By Allison Nagel


On Saturday, about 15 volunteers arrived at the Enchanted Cottage Garden for the first day of transforming the Vallejo home’s front yard into a food forest.

Eight cubic yards of mulch, a stack of cardboard and a nondescript patch of grass in the front yard greeted volunteers as they arrived. Blue lines detailed where swales would go; orange outlined the edges of the planned garden. Shovels, pickaxes, wheelbarrows and trowels waited at the ready.

We moved to the backyard where we learned what to expect for the day. Sustainable Solano Executive Director Elena Karoulina talked about the food forests the organization had created in Benicia — gardens that will be featured in the 7 Food Forests tour on May 20. She talked about bringing the program to Vallejo, starting with this day’s work.

Then it was time for Kathleen Huffman, owner of The Repurposed Oakie, to go over her plans for the front-yard food forest, with several fruit trees surrounded by bushes, lower vegetation and vines. She walked the group through the plan for the day to create something that nurtured the soil, starting with laying the groundwork on Saturday.

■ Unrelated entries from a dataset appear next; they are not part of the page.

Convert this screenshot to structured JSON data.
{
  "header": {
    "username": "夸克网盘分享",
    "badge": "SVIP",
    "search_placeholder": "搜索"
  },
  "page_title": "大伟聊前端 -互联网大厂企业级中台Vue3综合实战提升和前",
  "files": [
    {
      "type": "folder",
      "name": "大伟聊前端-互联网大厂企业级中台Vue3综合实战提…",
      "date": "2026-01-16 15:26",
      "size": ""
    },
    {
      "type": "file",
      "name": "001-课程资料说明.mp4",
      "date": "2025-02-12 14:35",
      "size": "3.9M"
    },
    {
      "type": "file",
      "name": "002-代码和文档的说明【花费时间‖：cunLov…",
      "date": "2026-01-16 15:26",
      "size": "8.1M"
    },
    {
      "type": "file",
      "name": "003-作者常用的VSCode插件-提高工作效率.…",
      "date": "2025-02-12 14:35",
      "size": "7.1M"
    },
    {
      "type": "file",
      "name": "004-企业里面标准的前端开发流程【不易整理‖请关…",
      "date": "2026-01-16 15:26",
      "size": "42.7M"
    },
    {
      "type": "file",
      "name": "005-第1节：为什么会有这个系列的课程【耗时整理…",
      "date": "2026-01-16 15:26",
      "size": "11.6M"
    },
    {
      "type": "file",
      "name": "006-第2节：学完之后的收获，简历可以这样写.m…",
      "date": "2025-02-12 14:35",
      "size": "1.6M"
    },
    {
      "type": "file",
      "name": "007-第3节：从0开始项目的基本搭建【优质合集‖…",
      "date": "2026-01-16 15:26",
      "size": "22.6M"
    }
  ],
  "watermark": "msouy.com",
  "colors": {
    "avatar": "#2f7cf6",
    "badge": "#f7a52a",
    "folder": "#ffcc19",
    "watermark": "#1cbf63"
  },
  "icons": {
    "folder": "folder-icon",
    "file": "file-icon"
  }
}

We shifted to the front of the house, where the volunteers gathered in a circle, taking a mindful moment to appreciate the ground beneath our feet and the way we would combine our efforts to achieve something bigger than ourselves for the greater good.

We started digging the trenches for the swales, roughly a shovel-blade deep by a blade wide. Earth piled up next to the swales, ready to be shaped into berms for planting. At the side of the house where the rainspout ended, we dug out another trench for the pipe that would funnel rainwater from the roof into one of the swales where it could spread out and soak in. Pickaxes were used to create tiny trenches around the edge of areas that would be mulched, digging out dirt and pulling up grass.

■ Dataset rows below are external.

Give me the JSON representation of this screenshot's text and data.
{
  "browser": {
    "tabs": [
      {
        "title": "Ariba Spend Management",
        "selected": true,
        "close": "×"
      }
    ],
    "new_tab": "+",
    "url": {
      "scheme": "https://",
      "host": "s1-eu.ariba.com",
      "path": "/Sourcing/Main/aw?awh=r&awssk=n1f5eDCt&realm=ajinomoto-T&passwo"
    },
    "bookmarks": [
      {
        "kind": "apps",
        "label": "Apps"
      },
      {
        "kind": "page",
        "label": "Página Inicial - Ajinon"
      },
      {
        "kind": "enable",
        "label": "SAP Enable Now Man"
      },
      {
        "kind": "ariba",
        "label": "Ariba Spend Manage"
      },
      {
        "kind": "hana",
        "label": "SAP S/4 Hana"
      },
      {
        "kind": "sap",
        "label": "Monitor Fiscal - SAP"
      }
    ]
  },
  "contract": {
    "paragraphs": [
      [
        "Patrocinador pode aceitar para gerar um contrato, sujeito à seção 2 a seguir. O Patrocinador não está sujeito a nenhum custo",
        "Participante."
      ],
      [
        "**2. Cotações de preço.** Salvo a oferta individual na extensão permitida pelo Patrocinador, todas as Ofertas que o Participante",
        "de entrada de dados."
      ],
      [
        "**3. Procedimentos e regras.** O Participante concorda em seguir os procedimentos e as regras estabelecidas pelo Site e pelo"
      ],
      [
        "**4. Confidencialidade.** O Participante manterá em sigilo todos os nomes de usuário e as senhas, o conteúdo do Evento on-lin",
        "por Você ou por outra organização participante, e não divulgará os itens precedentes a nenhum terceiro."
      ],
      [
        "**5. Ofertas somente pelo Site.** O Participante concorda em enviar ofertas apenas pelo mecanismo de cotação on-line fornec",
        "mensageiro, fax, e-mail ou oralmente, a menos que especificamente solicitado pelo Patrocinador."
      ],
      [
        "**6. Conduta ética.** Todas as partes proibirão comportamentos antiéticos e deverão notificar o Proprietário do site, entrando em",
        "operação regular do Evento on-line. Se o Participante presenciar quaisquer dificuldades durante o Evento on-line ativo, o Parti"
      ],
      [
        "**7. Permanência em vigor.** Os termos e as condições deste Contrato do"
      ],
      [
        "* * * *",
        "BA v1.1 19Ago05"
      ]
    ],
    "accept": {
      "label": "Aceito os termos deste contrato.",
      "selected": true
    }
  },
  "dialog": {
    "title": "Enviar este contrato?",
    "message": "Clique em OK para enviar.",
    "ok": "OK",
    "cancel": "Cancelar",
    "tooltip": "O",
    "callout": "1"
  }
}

Stakes around the yard showed where various trees would go, including apple trees, Bacon avocado trees and a fig tree that had sprouted in a neighbor’s yard. Ever the learning experience, those of us who knew little about planting fruit trees worked alongside volunteers with intimate knowledge of the depth of the hole, the value of mixing in amendments with the local soil, the need to create rough edges on the sides of the hole and even how to face the tree so it could best grow in the sun and wind in that yard.

Once the trees were in and the swales dug and filled with mulch, there was a natural pause — a perfect time to take a break, sit in the shade and continue conversations started during the digging and start new dialogues over lunch.

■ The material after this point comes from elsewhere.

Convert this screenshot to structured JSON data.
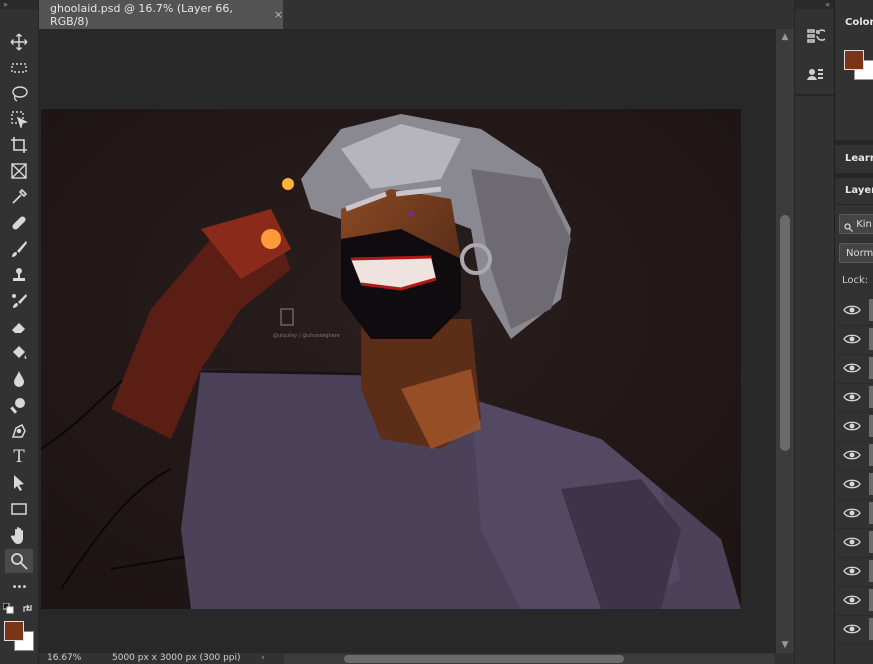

Rested and ready after lunch, the group started the next stage, laying out and staking in the cardboard and then mulching, mulching, mulching. Teams worked shoveling the mulch, pushing it over the cardboard in wheelbarrows and raking it out 3-inches deep. Before long, the day’s tasks were over. Many hands had made light work, and the yard was transformed.

It was a wonderful day of collaboration and conversation and left us with a satisfying feeling of accomplishment to see what had come of those hours of work.

Saturday’s efforts will be followed by another day of work May 13 at the Enchanted Cottage Garden to put in the other layers of plants that will truly create a food forest retreat. Before then, on May 6, installation of a greywater system will take place at The Ripple Effect.